I got interested in what other information was encoded in those little white lumps. There were papers showing that certain traumatic events left a visible and chemically distinct record in the series of rings. The Freshwater Biological Association were advertising a studentship and inviting research proposals, so I applied to study the effects of physiological stress in otoliths. I was accepted and moved from Aberystwyth to the FBA's headquarters in Windermere. I spent three years conducting research into the effects of environment on otolith deposition. During that time I met some great people and got back into coarse fishing and fished a few of the lakes and tarns. At the end of the three years my research was done but my thesis was incomplete. The outgoing director's informal offer of a funding extension to finish writing up was reneged upon by the new director, so I moved back in with my parents in Manchester and got a job.
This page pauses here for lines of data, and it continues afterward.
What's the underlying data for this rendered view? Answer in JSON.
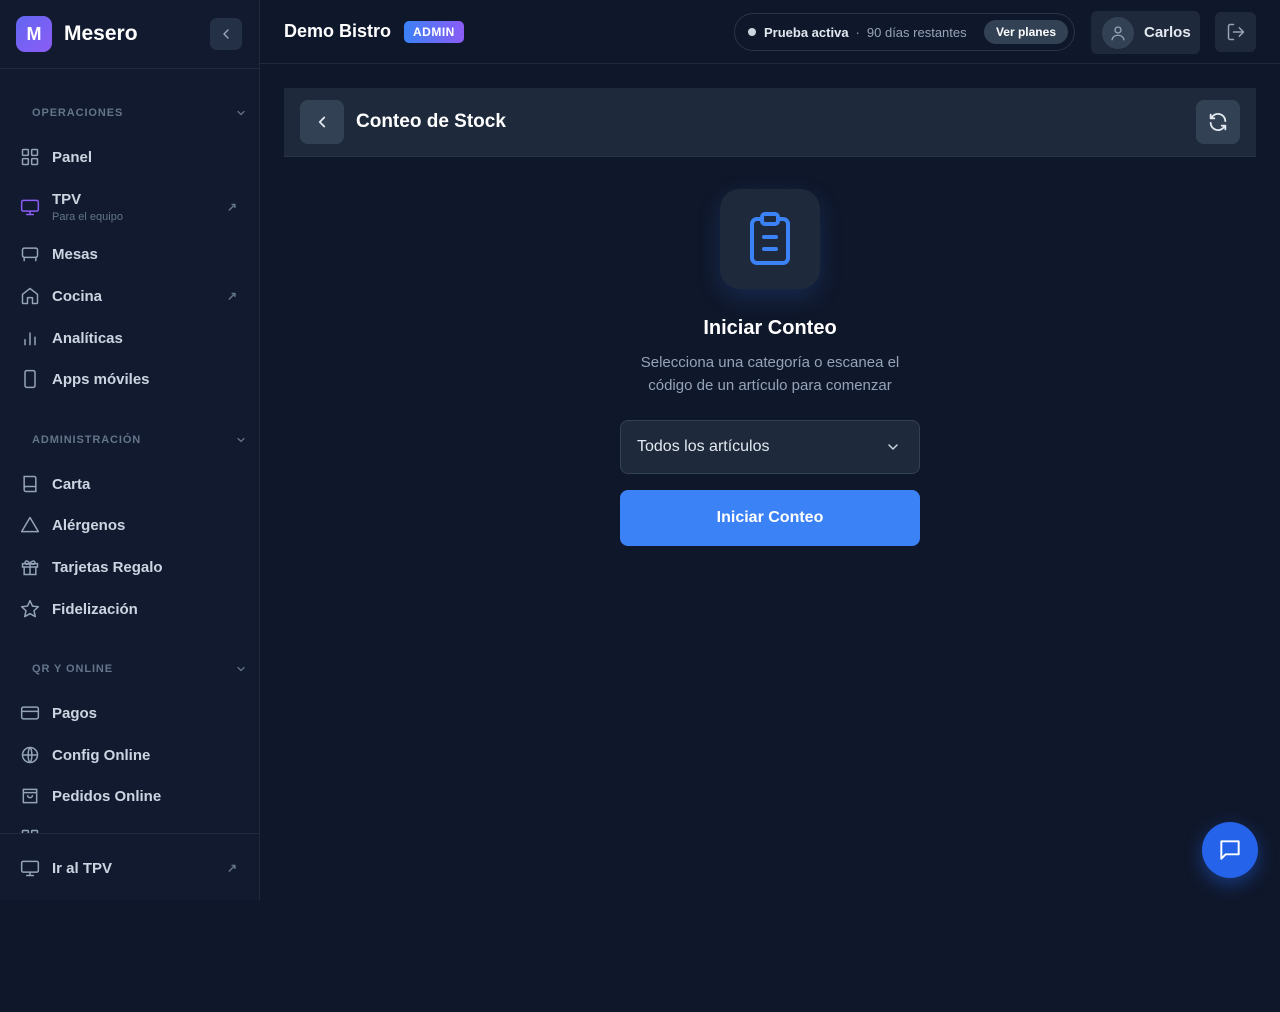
{
  "brand": {
    "logo_letter": "M",
    "name": "Mesero"
  },
  "sidebar": {
    "sections": [
      {
        "title": "OPERACIONES",
        "items": [
          {
            "label": "Panel",
            "icon": "grid-icon"
          },
          {
            "label": "TPV",
            "sub": "Para el equipo",
            "icon": "monitor-icon",
            "external": true
          },
          {
            "label": "Mesas",
            "icon": "table-icon"
          },
          {
            "label": "Cocina",
            "icon": "home-icon",
            "external": true
          },
          {
            "label": "Analíticas",
            "icon": "bar-chart-icon"
          },
          {
            "label": "Apps móviles",
            "icon": "phone-icon"
          }
        ]
      },
      {
        "title": "ADMINISTRACIÓN",
        "items": [
          {
            "label": "Carta",
            "icon": "book-icon"
          },
          {
            "label": "Alérgenos",
            "icon": "warning-icon"
          },
          {
            "label": "Tarjetas Regalo",
            "icon": "gift-icon"
          },
          {
            "label": "Fidelización",
            "icon": "star-icon"
          }
        ]
      },
      {
        "title": "QR Y ONLINE",
        "items": [
          {
            "label": "Pagos",
            "icon": "credit-card-icon"
          },
          {
            "label": "Config Online",
            "icon": "globe-icon"
          },
          {
            "label": "Pedidos Online",
            "icon": "shopping-bag-icon"
          }
        ]
      }
    ],
    "footer": {
      "label": "Ir al TPV",
      "icon": "monitor-icon"
    },
    "accent": "#8b5cf6"
  },
  "topbar": {
    "business_name": "Demo Bistro",
    "role_badge": "ADMIN",
    "trial_status": "Prueba activa",
    "separator": "·",
    "trial_remaining": "90 días restantes",
    "plans_button": "Ver planes",
    "user_name": "Carlos"
  },
  "page": {
    "title": "Conteo de Stock",
    "empty_title": "Iniciar Conteo",
    "empty_description": "Selecciona una categoría o escanea el código de un artículo para comenzar",
    "category_select_value": "Todos los artículos",
    "start_button": "Iniciar Conteo"
  },
  "colors": {
    "background": "#0f172a",
    "panel": "#1e293b",
    "primary": "#3b82f6",
    "badge_gradient_start": "#3b82f6",
    "badge_gradient_end": "#8b5cf6"
  }
}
Over the next couple of years I moved into IT and ended up working as a programmer in Wiltshire. Working full time and writing up a thesis are not very compatible objectives, but I was running out of time. I used up some holiday, worked some late nights, and with some guidance from Bob Wootton at Aberystwyth, got my PhD. By that time, I had a good job paying a salary somewhat higher than I would get as a postdoc scientist and a mortgage which required all of it. I turned my back on fisheries science. I have some regrets about that, the biggest of which is that I never published my work. It's probably all old hat now, but it wasn't then. On the other hand, studying for a PhD in a research institute shows up the scientific workplace warts and all, and compared to other places I've worked there's at least as much politics, more stress and less money.
So, a few years down the line, I'm still in Wiltshire, now working as the sole IT person for a small dotcom. I got married last year and live with my wife and three cats (I don't like cats, as my wife reminds me every time she catches me talking to them and making a fuss of them). We want a dog, but don't really have room. Neither of us are keen on the idea of kids. I still see some of the old crowd from school very occasionally, it's nice that we only have to pick up a rod and it's like old times again. I've managed to recruit a good friend into the gentle art, and we've had a Winter of fairly dire beach fishing and a Summer of not bad tenching. I didn't get round to tracking down any mythical Upper Thames barbel, but the Winter chub beckon, and the late season species should be arriving on the beaches soon.